The prime minister revealed his government had likewise run out of foreign currency reserves needed to pay for three oil shipments on vessels docked outside Colombo’s harbor on Monday and “14 essential medicines,” as paraphrased by Reuters.
“The next couple of months will be the most difficult ones of our lives,” Wickremesinghe told his fellow countrymen. “I have no desire to hide the truth and to lie to the public.”
The leader further acknowledged during his May 16 address that Sri Lanka’s federal government had run out of cash to pay its 1.4 million civil servants their salaries for the month of May and beyond.
“Against my own wishes, I am compelled to permit printing money in order to pay state-sector employees and to pay for essential goods and services,” the prime minister stated.
Wickremesinghe announced a number of economic reforms on Monday aimed at reducing the country’s financial losses, including plans to sell off the national airline carrier, Sri Lankan Airlines, and significantly raise fuel and electricity tariffs.
Sri Lanka’s Finance Ministry said on April 12 that it had approached the International Monetary Fund (IMF) for a bailout from its worst-ever financial crisis, which began causing fuel, medicine, and food shortages in early March.
“[O]ne of the key demands of the international lender [IMF] is for Colombo to divest loss-making state enterprises, including Sri Lankan Airlines whose carried-forward losses exceed a billion dollars,” AFP observed on May 16.
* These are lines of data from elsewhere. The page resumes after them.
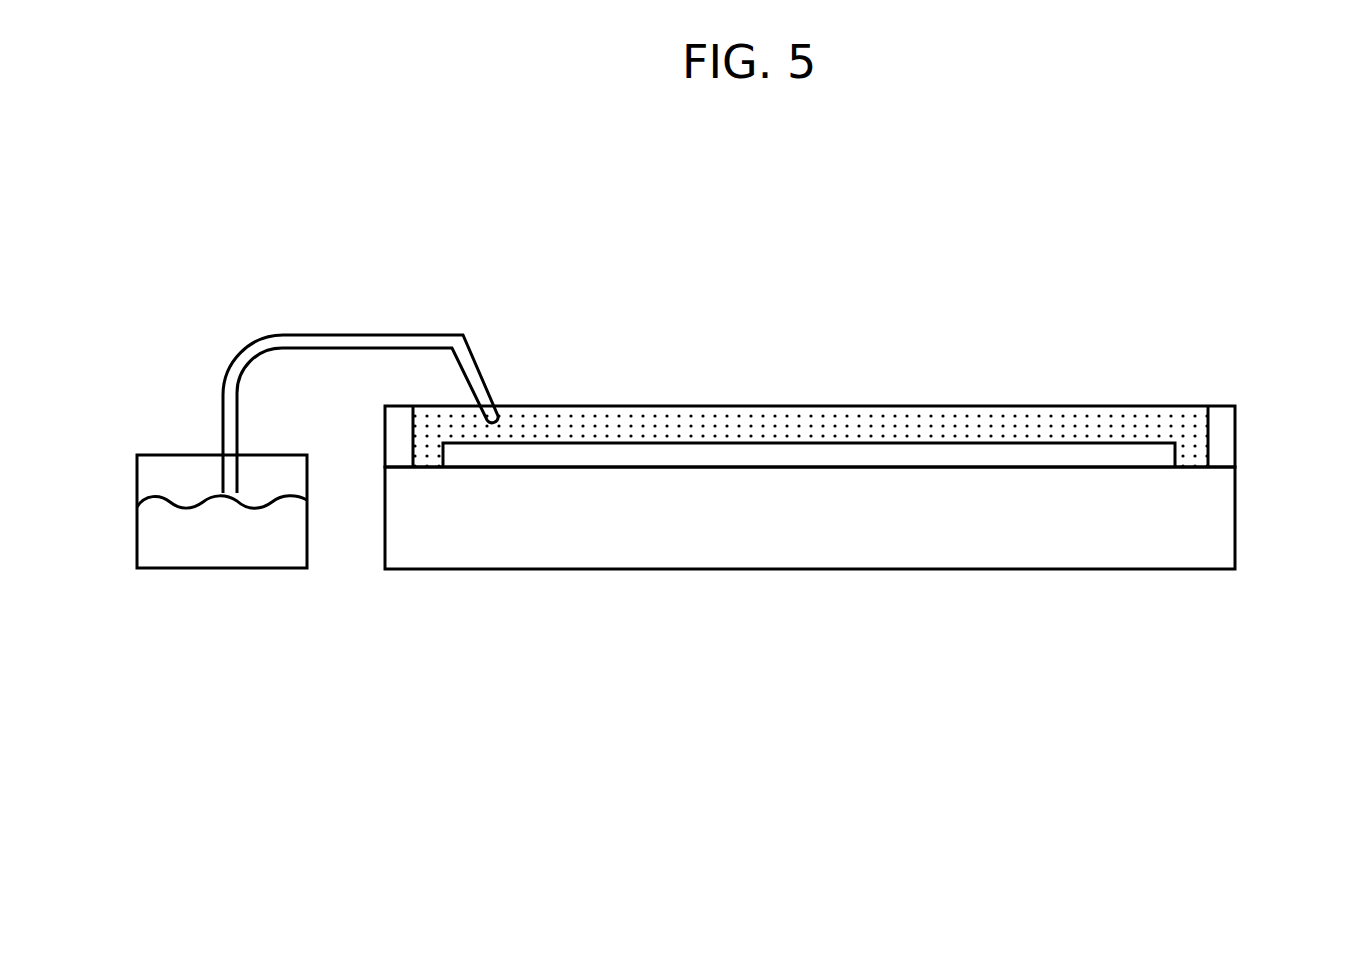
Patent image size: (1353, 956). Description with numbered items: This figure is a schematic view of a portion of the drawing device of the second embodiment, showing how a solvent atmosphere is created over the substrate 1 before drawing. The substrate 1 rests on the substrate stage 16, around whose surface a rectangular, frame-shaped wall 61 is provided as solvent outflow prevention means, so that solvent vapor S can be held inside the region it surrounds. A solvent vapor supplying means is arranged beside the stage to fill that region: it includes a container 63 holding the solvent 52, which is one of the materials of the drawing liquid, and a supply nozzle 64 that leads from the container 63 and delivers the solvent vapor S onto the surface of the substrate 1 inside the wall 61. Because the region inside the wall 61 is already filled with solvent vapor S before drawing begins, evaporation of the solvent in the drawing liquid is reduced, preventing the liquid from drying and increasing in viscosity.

The substrate 1 is at (712, 455).
The substrate stage 16 is at (788, 569).
The wall 61 is at (1235, 438).
The solvent vapor S is at (990, 418).
The container 63 is at (137, 480).
The solvent 52 is at (230, 555).
The supply nozzle 64 is at (478, 360).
Some observers have pointed to the Chinese coronavirus pandemic as exacerbating debt woes, leading to Sri Lanka’s current foreign currency deficit. The island nation’s economy traditionally relied heavily upon revenue generated by tourism and remittances from citizens abroad. The pandemic cut Sri Lanka off from these two main sources of foreign exchange for two-plus years and precipitated Sri Lanka’s current financial crisis, according to some analysts.
People living in Sri Lanka felt the sting of the island’s money woes starting in early March when they began to translate into vital good shortages. Residents of the island who were increasingly frustrated with the shortages started to vent their anger toward Sri Lanka’s government by mid-March. Some factions of the island’s populace called for nearly all of Sri Lanka’s government to step down. The demonstrations gave way to rioting on the night of March 31 when a violent, hundreds-strong mob attempted to storm the personal residence of Sri Lankan President Gotabaya Rajapaksa in Colombo. Three days later, on April 3, nearly all of Sri Lanka’s Cabinet stepped down except for President Gotabaya Rajapaksa and then-Prime Minister Mahinda Rajapaksa, who is Gotabaya’s brother.
Incessant anti-government protests continued — both peacefully and violently — in Colombo through May 9 when the movement exploded into unprecedented acts of arson. Anti-government rioters set fire to more than 50 homes owned by current and former Sri Lankan government ministers, including several members of the Rajapaksa family. Mahinda Rajapaksa’s home was burned to the ground on the night of May 9 despite his resignation as prime minister hours earlier.